Daniel Day-Lewis ünlü alıntılar

son güncelleme : 5 Eylül 2024

other language: spanish | czech | german | french | italian | slovak | turkish | ukrainian | dutch | russian | portuguese

Daniel Day-Lewis
  • Herkes neler yapabileceğini kendi bilmeli.

  • Hayatımın her gününün zenginleştirdiği bir manzarada yaşıyorum.

  • Artık uzun süre odalarda kalmakta zorlanıyorum. Genellikle yaklaşık bir saatliğine alabilirim. Sonra dışarı çıkıyorum.

  • Bir sürü film izliyorum. Filmleri seyirci olarak seviyorum ve bu işi kendim yapan tarafım tarafından asla gizlenmiyor. Sinemaya gitmeyi seviyorum.

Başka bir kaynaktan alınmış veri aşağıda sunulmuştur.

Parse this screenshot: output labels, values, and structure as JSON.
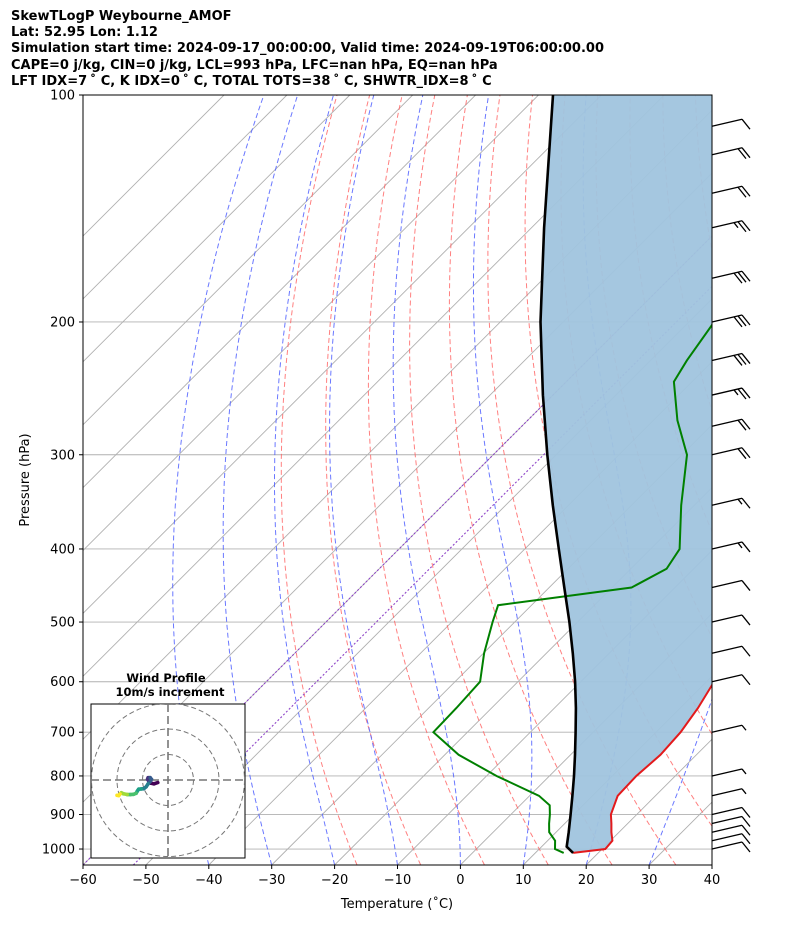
{
  "header": {
    "line1": "SkewTLogP Weybourne_AMOF",
    "line2": "Lat: 52.95   Lon: 1.12",
    "line3": "Simulation start time: 2024-09-17_00:00:00, Valid time: 2024-09-19T06:00:00.00",
    "line4": "CAPE=0 j/kg, CIN=0 j/kg, LCL=993 hPa, LFC=nan hPa, EQ=nan hPa",
    "line5": "LFT IDX=7 ˚ C, K IDX=0 ˚ C, TOTAL TOTS=38 ˚ C, SHWTR_IDX=8 ˚ C"
  },
  "colors": {
    "temperature": "#e31a1c",
    "dewpoint": "#008000",
    "parcel": "#000000",
    "shade": "#a0c4de",
    "dry_adiabat": "#ff6060",
    "moist_adiabat": "#5060ff",
    "mixing_ratio": "#8e44c8",
    "isotherm": "#b0b0b0"
  },
  "chart_data": {
    "type": "line",
    "xlabel": "Temperature (˚C)",
    "ylabel": "Pressure (hPa)",
    "xlim": [
      -60,
      40
    ],
    "ylim": [
      1050,
      100
    ],
    "yscale": "log",
    "grid": true,
    "x_ticks": [
      "−60",
      "−50",
      "−40",
      "−30",
      "−20",
      "−10",
      "0",
      "10",
      "20",
      "30",
      "40"
    ],
    "y_ticks": [
      "100",
      "200",
      "300",
      "400",
      "500",
      "600",
      "700",
      "800",
      "900",
      "1000"
    ],
    "series": [
      {
        "role": "temperature",
        "points": [
          [
            1012,
            16.0
          ],
          [
            1000,
            20.5
          ],
          [
            975,
            20.3
          ],
          [
            950,
            18.8
          ],
          [
            925,
            17.4
          ],
          [
            900,
            15.9
          ],
          [
            850,
            14.0
          ],
          [
            800,
            13.8
          ],
          [
            750,
            14.3
          ],
          [
            700,
            13.9
          ],
          [
            650,
            12.8
          ],
          [
            600,
            11.2
          ],
          [
            550,
            9.6
          ],
          [
            500,
            7.6
          ],
          [
            475,
            4.4
          ],
          [
            450,
            1.8
          ],
          [
            425,
            -1.4
          ],
          [
            400,
            -4.0
          ],
          [
            350,
            -10.4
          ],
          [
            300,
            -17.2
          ],
          [
            275,
            -22.4
          ],
          [
            250,
            -28.0
          ],
          [
            225,
            -33.7
          ],
          [
            210,
            -37.2
          ],
          [
            200,
            -37.3
          ],
          [
            175,
            -41.8
          ],
          [
            160,
            -45.0
          ],
          [
            150,
            -45.2
          ],
          [
            140,
            -44.1
          ],
          [
            120,
            -39.5
          ],
          [
            110,
            -37.3
          ],
          [
            100,
            -34.9
          ]
        ]
      },
      {
        "role": "dewpoint",
        "points": [
          [
            1012,
            14.5
          ],
          [
            1000,
            12.5
          ],
          [
            975,
            11.2
          ],
          [
            950,
            8.9
          ],
          [
            925,
            7.5
          ],
          [
            900,
            6.2
          ],
          [
            875,
            4.7
          ],
          [
            850,
            1.5
          ],
          [
            800,
            -8.4
          ],
          [
            750,
            -17.8
          ],
          [
            700,
            -25.4
          ],
          [
            650,
            -25.6
          ],
          [
            600,
            -26.0
          ],
          [
            550,
            -29.9
          ],
          [
            500,
            -33.5
          ],
          [
            475,
            -35.3
          ],
          [
            450,
            -16.9
          ],
          [
            425,
            -14.3
          ],
          [
            400,
            -15.4
          ],
          [
            350,
            -22.1
          ],
          [
            300,
            -29.2
          ],
          [
            270,
            -36.2
          ],
          [
            240,
            -42.9
          ],
          [
            225,
            -44.2
          ],
          [
            200,
            -46.0
          ],
          [
            180,
            -47.2
          ],
          [
            165,
            -49.6
          ],
          [
            150,
            -53.2
          ],
          [
            140,
            -57.0
          ],
          [
            135,
            -60.5
          ],
          [
            120,
            -61.0
          ],
          [
            100,
            -64.2
          ]
        ]
      },
      {
        "role": "parcel",
        "points": [
          [
            1012,
            16.0
          ],
          [
            993,
            14.0
          ],
          [
            950,
            12.0
          ],
          [
            900,
            9.5
          ],
          [
            850,
            6.8
          ],
          [
            800,
            3.9
          ],
          [
            750,
            0.7
          ],
          [
            700,
            -2.8
          ],
          [
            650,
            -6.6
          ],
          [
            600,
            -10.9
          ],
          [
            550,
            -15.8
          ],
          [
            500,
            -21.3
          ],
          [
            450,
            -27.6
          ],
          [
            400,
            -34.6
          ],
          [
            350,
            -42.5
          ],
          [
            300,
            -51.4
          ],
          [
            250,
            -61.6
          ],
          [
            200,
            -73.6
          ],
          [
            150,
            -88.0
          ],
          [
            100,
            -107.7
          ]
        ]
      }
    ],
    "dry_adiabats": [
      -20,
      -10,
      0,
      10,
      20,
      30,
      40,
      50,
      60,
      70,
      80,
      90,
      100,
      110,
      120
    ],
    "moist_adiabats": [
      -40,
      -30,
      -20,
      -10,
      0,
      10,
      20,
      30,
      40
    ],
    "mixing_ratio_lines": [
      -60,
      -52
    ],
    "wind_barbs": [
      {
        "p": 1000,
        "flags": [
          1.0
        ]
      },
      {
        "p": 975,
        "flags": [
          1.0
        ]
      },
      {
        "p": 950,
        "flags": [
          1.0
        ]
      },
      {
        "p": 925,
        "flags": [
          1.0
        ]
      },
      {
        "p": 900,
        "flags": [
          1.0
        ]
      },
      {
        "p": 850,
        "flags": [
          0.5
        ]
      },
      {
        "p": 800,
        "flags": [
          0.5
        ]
      },
      {
        "p": 700,
        "flags": [
          0.5
        ]
      },
      {
        "p": 600,
        "flags": [
          1.0
        ]
      },
      {
        "p": 550,
        "flags": [
          1.0
        ]
      },
      {
        "p": 500,
        "flags": [
          1.0
        ]
      },
      {
        "p": 450,
        "flags": [
          1.0
        ]
      },
      {
        "p": 400,
        "flags": [
          1.0,
          0.5
        ]
      },
      {
        "p": 350,
        "flags": [
          1.0,
          0.5
        ]
      },
      {
        "p": 300,
        "flags": [
          1.0,
          1.0
        ]
      },
      {
        "p": 275,
        "flags": [
          1.0,
          1.0
        ]
      },
      {
        "p": 250,
        "flags": [
          1.0,
          1.0,
          0.5
        ]
      },
      {
        "p": 225,
        "flags": [
          1.0,
          1.0,
          1.0
        ]
      },
      {
        "p": 200,
        "flags": [
          1.0,
          1.0,
          1.0
        ]
      },
      {
        "p": 175,
        "flags": [
          1.0,
          1.0,
          1.0
        ]
      },
      {
        "p": 150,
        "flags": [
          1.0,
          1.0,
          0.5
        ]
      },
      {
        "p": 135,
        "flags": [
          1.0,
          1.0
        ]
      },
      {
        "p": 120,
        "flags": [
          1.0,
          1.0
        ]
      },
      {
        "p": 110,
        "flags": [
          1.0
        ]
      }
    ],
    "hodograph": {
      "title": "Wind Profile",
      "subtitle": "10m/s increment",
      "ring_step_ms": 10,
      "rings": 3,
      "points": [
        [
          -4.0,
          -1.0
        ],
        [
          -5.5,
          -1.5
        ],
        [
          -6.8,
          -1.2
        ],
        [
          -7.5,
          -0.5
        ],
        [
          -8.0,
          0.3
        ],
        [
          -7.8,
          0.9
        ],
        [
          -7.0,
          0.9
        ],
        [
          -6.5,
          0.3
        ],
        [
          -7.0,
          -0.6
        ],
        [
          -7.8,
          -1.5
        ],
        [
          -8.6,
          -2.7
        ],
        [
          -9.5,
          -3.4
        ],
        [
          -10.5,
          -3.5
        ],
        [
          -11.5,
          -3.6
        ],
        [
          -12.0,
          -4.3
        ],
        [
          -12.5,
          -5.2
        ],
        [
          -13.5,
          -5.6
        ],
        [
          -14.8,
          -5.7
        ],
        [
          -16.0,
          -5.7
        ],
        [
          -17.5,
          -5.4
        ],
        [
          -18.3,
          -5.0
        ],
        [
          -18.8,
          -5.5
        ],
        [
          -19.3,
          -6.1
        ],
        [
          -20.0,
          -6.0
        ]
      ]
    }
  }
}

  • Hayatımın onca yılı boyunca bir vahşiydim. İçimde farkında olmadığım bir kararlılık tohumu vardı. Çoğunlukla bilinçli olarak başım belaya giriyor ve sarhoştum.

  • Hatırlayabildiğim sürece, bana bir merak ve yenilenme hissi veren şey... her zaman diğer aktörlerin işi olmuştur.

  • Bana verilmiş gibi görünen tek şey, çok, çok dağınık ve son derece tembel olabileceğimi akılda tutarak, zamanımı vermeyi seçtiğim bir şeye konsantre olma yeteneğim.

  • Ses, karakterin çok derin, kişisel bir yansımasıdır.

  • İngiltere, nereden geldiğinize takıntılıdır ve sizi o yerde tutmaya kararlıdırlar, ister oturma odasında ister olukta olsun.

  • Yaklaşık bir yıl boyunca ne yapacağımı bilemedim. Emekçi işler yaptım, rıhtımlarda, şantiyelerde çalıştım.

  • Oyuncular asla röportaj vermemelidir.

  • Birdenbire, açıklanamaz bir şekilde diğerinin aksine bir hayatı keşfetmeye mecbur kalmanızın nedenine parmağınızı asla tam olarak koyamazsınız.

  • Ebeveynlik söz konusu olduğunda herkes bu konuda korkunç olacağını düşünüyor. İçimizde olduğunu düşünmüyoruz. Sonra bunu yaptığınızı öğrenirsiniz, ki bu gerçekten hayatta bir mucizedir.

  • Zaten yüzleşmem gereken göreceli miktarla hiç iyi başa çıkamıyorum.

  • Belli bir yaşta, bunun muhtemelen yapmam gereken iş olduğu bana belli oldu.

  • Gençliğimin sonlarında çatışmaya girdim.

  • Çocuklarla dolu bir evde nasıl münzevi olabilirsin, olma eğilimin olsa bile, ki ben değilim?

  • Almanlar Alman aksanıyla konuşmazlar, sadece Almanca konuşurlar.

  • Bir parçam izimi bırakmak istemiş olmalı. Ama hiçbir zaman belirleyici bir an olmadı.

  • Seyircinin bir üyesi olarak, birkaç sıra gerideyken bir sanatçının gözlerinde, yüzünde ve en ince tepkilerinde neler olup bittiğini görememem hoşuma gitmiyor. Bunu çok sinir bozucu buluyorum.

  • Çalışma şeklim hakkında konuşmaktan kaçınırım. Ama bundan kaçınırken, insanları sadece benim hakkımdaki fantezilerine daha da fantastik bir şekilde odaklanmaya teşvik etmiş görünüyorum.

  • Oyuncular olarak hepimiz her işin son iş olduğunu hissetmeye teşvik ediliriz. Kafanıza erken bir aşamada küçük bir elektrot yerleştirirler ve siz 'Minnettar olun, minnettar olun, minnettar olun.'

  • Küçükken vermemem gereken bazı kararlar almıştım. Ve geriye dönüp baktığımda, kendimi dinlemediğim zamanlarda neredeyse her zaman yanılmışım.

  • Bir filmin merkezinde olmak, insanın ilk seferinde masumiyetle üstlendiği bir yüktür. Bundan sonra, onu korkuyla üstlenirsiniz.

  • Dişlerini gıcırdatan şeyleri severim. Çenemi sıkıştırıp fırtınaya sürüklenmeyi seviyorum. Bu hissi seviyorum. Çok beğendim.